Salah satu aspek yang paling kontroversial dari kepribadian online Saleem adalah dukungan vokalnya terhadap kelompok ekstremis seperti ISIS dan Al-Qaeda. Ia dikenal mengagung-agungkan aksi terorisme dan menganjurkan pembentukan kekhalifahan Islam global. Retorika Saleem yang menghasut telah memicu kemarahan dan kecaman dari banyak komunitas online, yang memandang pandangannya berbahaya dan merugikan.
Selain dukungannya terhadap kelompok ekstremis, Saleem juga dikritik karena pandangannya yang anti-Semit dan anti-Barat. Dia telah melontarkan komentar-komentar yang menghina orang-orang Yahudi dan menyatakan kebencian yang mendalam terhadap dunia Barat. Pernyataan Saleem yang memecah belah telah menyebabkan dia dilarang dari berbagai platform media sosial, termasuk YouTube dan Twitter.
Meskipun menghadapi reaksi balik dan kritik, Saleem terus mempertahankan pengikut online yang kuat. Video dan artikelnya sering kali menarik ribuan penayangan dan komentar, dan banyak pendukungnya memujinya atas keberanian dan pendiriannya yang tidak kenal kompromi terhadap Islam.
Namun, banyak ahli memperingatkan bahwa individu seperti Saleem menimbulkan ancaman nyata bagi masyarakat dengan mempromosikan ideologi kekerasan dan menghasut kebencian. Penyebaran pandangan ekstremis secara online dapat menimbulkan konsekuensi nyata, seperti yang terlihat dalam berbagai aksi terorisme yang dilakukan oleh individu yang diradikalisasi melalui propaganda online.

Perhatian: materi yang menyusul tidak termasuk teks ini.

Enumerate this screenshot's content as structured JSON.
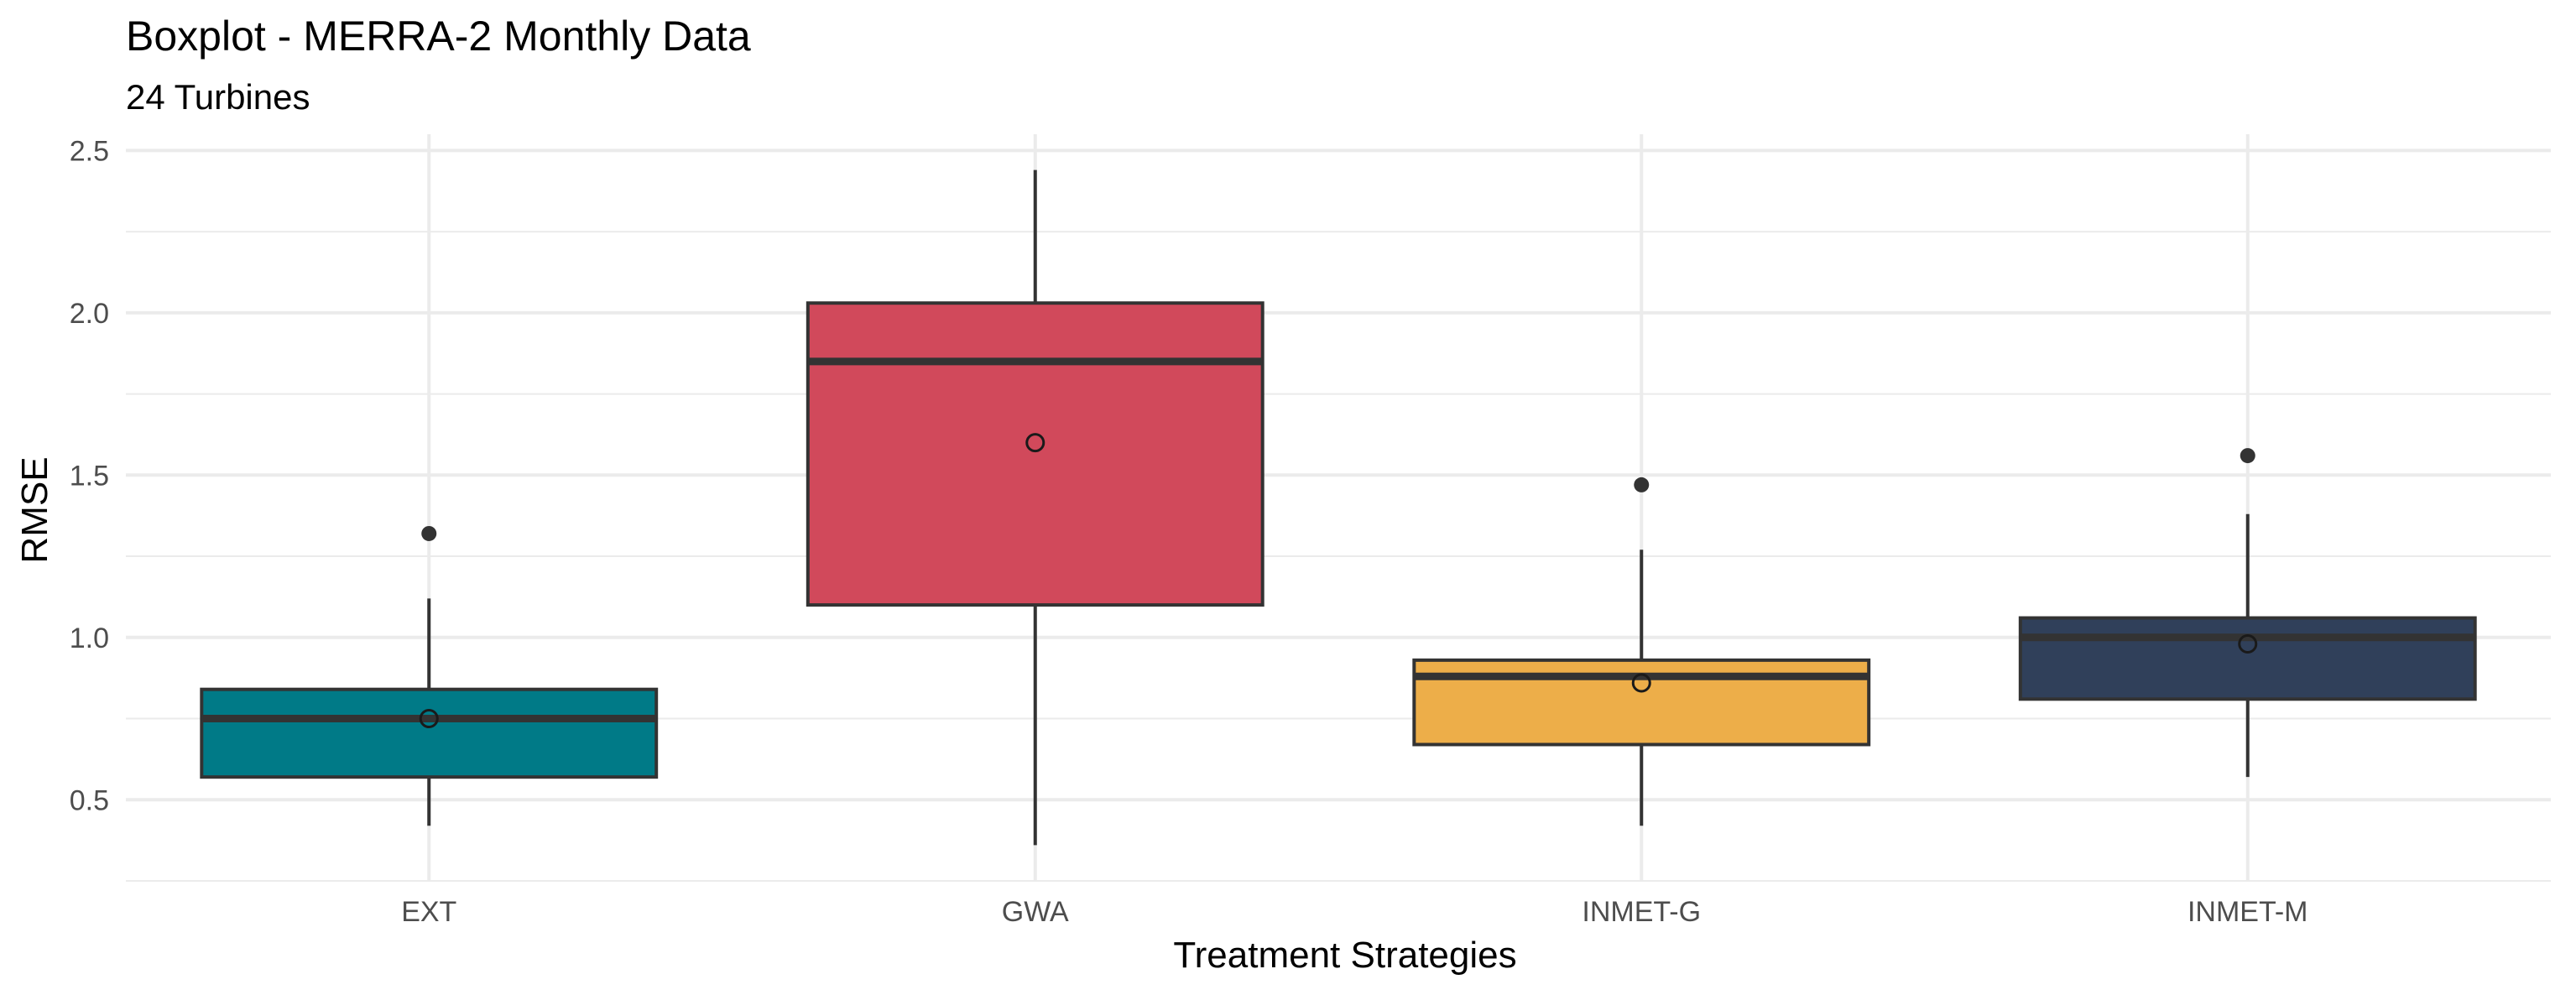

Menanggapi meningkatnya kekhawatiran terhadap ekstremisme online, pemerintah dan perusahaan teknologi telah mengambil langkah-langkah untuk menindak individu seperti Saleem. Platform media sosial telah menerapkan kebijakan yang lebih ketat terhadap ujaran kebencian dan konten kekerasan, sementara lembaga penegak hukum telah meningkatkan pengawasan dan pemantauan aktivitas ekstremis online.
Ketika perdebatan mengenai ekstremisme online terus berlanjut, tokoh-tokoh seperti Salam88 menjadi pengingat akan bahaya yang ditimbulkan oleh ideologi radikal di era digital. Meskipun kebebasan berpendapat adalah hak mendasar, penting untuk mengakui tanggung jawab yang menyertainya dan memerangi penyebaran kebencian dan kekerasan dalam segala bentuknya.